Wann der Produktivitätssprung kommt

Wer auf das große Erwachen wartet, muss vor allem eines mitbringen: Geduld und Klarheit über die eigenen Prozesse. Unternehmen, die heute systematisch ihre Datenbasis aufräumen, ihre Mitarbeitenden qualifizieren und KI-Projekte mit klaren Erfolgsmetriken steuern, bauen einen Vorsprung auf, der sich in zwei bis drei Jahren materialisieren wird. Wer dagegen auf fertige Lösungen wartet oder KI als Marketingthema behandelt, verliert diese Zeit.

Der große Effizienz-Boost kommt – aber nicht für alle gleichzeitig und nicht automatisch. Er kommt für Unternehmen, die aufgehört haben, KI zu feiern, und angefangen haben, KI zu managen.

Häufig gestellte Fragen

Warum schlägt sich KI noch nicht in den Unternehmensgewinnen nieder?
Viele Unternehmen befinden sich noch in der Pilot- und Testphase. Der Sprung von einzelnen Anwendungsfällen zur unternehmensweiten Integration gelingt nur selten – wegen fehlender Datenbasis, mangelnder Fachkompetenz im eigenen Haus und unterschätzter Implementierungskosten. Produktivitätsgewinne aus neuen Technologien brauchen historisch gesehen immer eine gewisse Reifezeit, bis sie sich in gesamtwirtschaftlichen Kennzahlen abbilden.

Was brauchen Unternehmen, um KI wirklich produktiv zu nutzen?
Drei Faktoren sind entscheidend: erstens eine saubere, strukturierte Datenbasis, zweitens Mitarbeitende mit dem nötigen Wissen, KI-Outputs zu bewerten und in Prozesse einzubetten, und drittens ein klares Commitment des Managements, KI nicht als Pilotprojekt zu betreiben, sondern als Teil der operativen Strategie. Unternehmen wie Bosch oder Siemens zeigen, dass systematischer Kompetenzaufbau dabei der entscheidende Hebel ist.
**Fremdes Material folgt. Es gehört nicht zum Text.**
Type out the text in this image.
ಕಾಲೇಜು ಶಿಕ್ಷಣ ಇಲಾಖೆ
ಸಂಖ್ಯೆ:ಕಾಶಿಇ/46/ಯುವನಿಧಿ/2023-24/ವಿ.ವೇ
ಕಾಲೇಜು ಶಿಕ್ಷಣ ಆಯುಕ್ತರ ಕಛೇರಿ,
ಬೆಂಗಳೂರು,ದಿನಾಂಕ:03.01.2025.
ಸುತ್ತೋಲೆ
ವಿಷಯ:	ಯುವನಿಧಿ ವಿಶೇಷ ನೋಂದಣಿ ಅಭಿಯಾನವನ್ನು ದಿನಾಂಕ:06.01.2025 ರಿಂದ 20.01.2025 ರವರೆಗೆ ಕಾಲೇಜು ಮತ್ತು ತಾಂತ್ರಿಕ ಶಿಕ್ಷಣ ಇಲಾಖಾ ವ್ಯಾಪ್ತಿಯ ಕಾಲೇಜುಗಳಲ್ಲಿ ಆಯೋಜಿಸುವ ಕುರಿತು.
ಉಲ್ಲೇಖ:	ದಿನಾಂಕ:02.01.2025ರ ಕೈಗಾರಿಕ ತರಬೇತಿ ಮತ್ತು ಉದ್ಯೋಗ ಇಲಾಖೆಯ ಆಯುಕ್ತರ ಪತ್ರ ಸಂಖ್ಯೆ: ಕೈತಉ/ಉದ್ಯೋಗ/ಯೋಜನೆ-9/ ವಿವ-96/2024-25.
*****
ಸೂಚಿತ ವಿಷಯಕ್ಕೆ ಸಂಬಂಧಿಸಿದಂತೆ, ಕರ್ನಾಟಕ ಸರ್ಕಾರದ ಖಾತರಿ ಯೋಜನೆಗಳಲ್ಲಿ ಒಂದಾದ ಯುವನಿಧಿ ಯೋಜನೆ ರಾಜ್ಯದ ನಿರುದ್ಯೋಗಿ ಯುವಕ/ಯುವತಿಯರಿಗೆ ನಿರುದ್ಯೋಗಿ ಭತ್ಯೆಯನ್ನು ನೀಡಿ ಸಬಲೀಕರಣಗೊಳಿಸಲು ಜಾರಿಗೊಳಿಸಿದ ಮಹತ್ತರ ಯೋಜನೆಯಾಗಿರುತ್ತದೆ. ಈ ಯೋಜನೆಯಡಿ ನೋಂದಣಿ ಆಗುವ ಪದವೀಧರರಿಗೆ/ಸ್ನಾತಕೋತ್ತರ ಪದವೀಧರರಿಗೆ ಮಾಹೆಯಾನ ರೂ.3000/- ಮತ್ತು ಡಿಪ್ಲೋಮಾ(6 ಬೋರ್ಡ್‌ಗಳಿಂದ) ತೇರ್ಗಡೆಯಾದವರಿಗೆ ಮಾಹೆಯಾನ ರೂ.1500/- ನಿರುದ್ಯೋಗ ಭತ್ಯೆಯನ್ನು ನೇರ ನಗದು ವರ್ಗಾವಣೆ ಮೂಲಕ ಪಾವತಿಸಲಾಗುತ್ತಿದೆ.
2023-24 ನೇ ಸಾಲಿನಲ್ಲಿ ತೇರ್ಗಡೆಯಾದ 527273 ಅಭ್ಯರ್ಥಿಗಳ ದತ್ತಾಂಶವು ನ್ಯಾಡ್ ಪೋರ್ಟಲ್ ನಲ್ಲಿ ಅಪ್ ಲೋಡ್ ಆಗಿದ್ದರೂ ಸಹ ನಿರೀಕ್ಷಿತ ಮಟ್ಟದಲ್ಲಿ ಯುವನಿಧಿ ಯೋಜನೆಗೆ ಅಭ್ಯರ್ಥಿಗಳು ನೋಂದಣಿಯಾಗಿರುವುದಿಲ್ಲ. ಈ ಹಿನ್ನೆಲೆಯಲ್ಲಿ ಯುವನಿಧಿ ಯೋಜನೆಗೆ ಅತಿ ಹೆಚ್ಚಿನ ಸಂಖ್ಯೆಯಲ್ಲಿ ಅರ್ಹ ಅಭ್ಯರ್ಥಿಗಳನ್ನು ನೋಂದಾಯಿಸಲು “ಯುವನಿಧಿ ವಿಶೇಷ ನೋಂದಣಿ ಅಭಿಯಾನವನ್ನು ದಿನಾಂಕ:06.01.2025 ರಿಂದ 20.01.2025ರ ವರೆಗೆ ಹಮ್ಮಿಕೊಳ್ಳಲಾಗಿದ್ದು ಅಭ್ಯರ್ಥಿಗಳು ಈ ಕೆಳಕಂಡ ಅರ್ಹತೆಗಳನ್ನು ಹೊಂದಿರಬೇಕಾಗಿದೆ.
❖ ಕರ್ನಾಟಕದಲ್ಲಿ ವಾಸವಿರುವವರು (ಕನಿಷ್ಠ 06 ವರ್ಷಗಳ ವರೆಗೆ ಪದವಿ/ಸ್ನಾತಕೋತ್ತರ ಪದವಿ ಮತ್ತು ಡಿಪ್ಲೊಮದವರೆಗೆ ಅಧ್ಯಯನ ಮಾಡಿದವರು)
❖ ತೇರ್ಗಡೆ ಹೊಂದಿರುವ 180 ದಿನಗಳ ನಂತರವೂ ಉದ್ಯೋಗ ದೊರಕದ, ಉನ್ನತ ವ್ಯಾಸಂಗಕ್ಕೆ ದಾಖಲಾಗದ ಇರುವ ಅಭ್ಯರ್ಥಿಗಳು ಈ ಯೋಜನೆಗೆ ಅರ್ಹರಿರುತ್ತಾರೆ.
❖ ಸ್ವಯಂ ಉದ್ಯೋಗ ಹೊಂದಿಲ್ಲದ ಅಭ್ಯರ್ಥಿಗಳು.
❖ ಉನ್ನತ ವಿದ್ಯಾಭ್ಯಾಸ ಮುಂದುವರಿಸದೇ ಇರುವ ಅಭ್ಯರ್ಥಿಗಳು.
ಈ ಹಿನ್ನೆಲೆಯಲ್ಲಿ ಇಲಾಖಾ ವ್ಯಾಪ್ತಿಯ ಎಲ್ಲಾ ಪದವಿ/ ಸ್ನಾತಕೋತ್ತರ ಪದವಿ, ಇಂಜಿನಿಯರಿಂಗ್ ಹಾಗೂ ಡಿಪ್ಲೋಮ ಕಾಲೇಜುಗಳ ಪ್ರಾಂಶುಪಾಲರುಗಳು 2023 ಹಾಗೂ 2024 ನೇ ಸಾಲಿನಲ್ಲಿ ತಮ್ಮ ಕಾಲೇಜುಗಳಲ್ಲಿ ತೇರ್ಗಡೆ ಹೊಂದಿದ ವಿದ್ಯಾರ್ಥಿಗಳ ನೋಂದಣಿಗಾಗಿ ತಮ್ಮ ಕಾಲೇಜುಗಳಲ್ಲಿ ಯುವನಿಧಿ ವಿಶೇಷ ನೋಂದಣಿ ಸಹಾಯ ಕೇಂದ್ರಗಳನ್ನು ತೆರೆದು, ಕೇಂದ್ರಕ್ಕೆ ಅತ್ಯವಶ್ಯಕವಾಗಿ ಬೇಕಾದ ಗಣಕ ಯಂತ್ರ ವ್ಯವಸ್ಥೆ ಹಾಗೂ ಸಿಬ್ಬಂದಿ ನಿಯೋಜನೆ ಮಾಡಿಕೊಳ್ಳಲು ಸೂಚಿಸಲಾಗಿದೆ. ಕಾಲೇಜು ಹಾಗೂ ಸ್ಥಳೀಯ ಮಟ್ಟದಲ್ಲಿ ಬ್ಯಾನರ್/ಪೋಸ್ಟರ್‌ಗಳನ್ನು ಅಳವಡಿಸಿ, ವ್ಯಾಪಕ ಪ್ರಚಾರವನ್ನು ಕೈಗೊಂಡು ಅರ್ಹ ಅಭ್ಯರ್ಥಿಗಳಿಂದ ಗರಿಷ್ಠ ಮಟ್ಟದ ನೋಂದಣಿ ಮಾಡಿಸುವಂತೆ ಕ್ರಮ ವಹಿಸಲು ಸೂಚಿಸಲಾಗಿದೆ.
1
Ist der KI-Hype eine Blase?
Nicht zwangsläufig. Die Technologie hat reales Potenzial – das belegen konkrete Anwendungen in der Fertigungs- und Prozessoptimierung. Was übertrieben ist, sind die kurzfristigen Ertragserwartungen. Der Abstand zwischen Investition und messbarem Ergebnis ist größer als erhofft. Das ist kein Zeichen des Scheiterns, sondern ein typisches Muster beim Einsatz transformativer Technologien – bekannt aus der Einführung von Computer und Internet.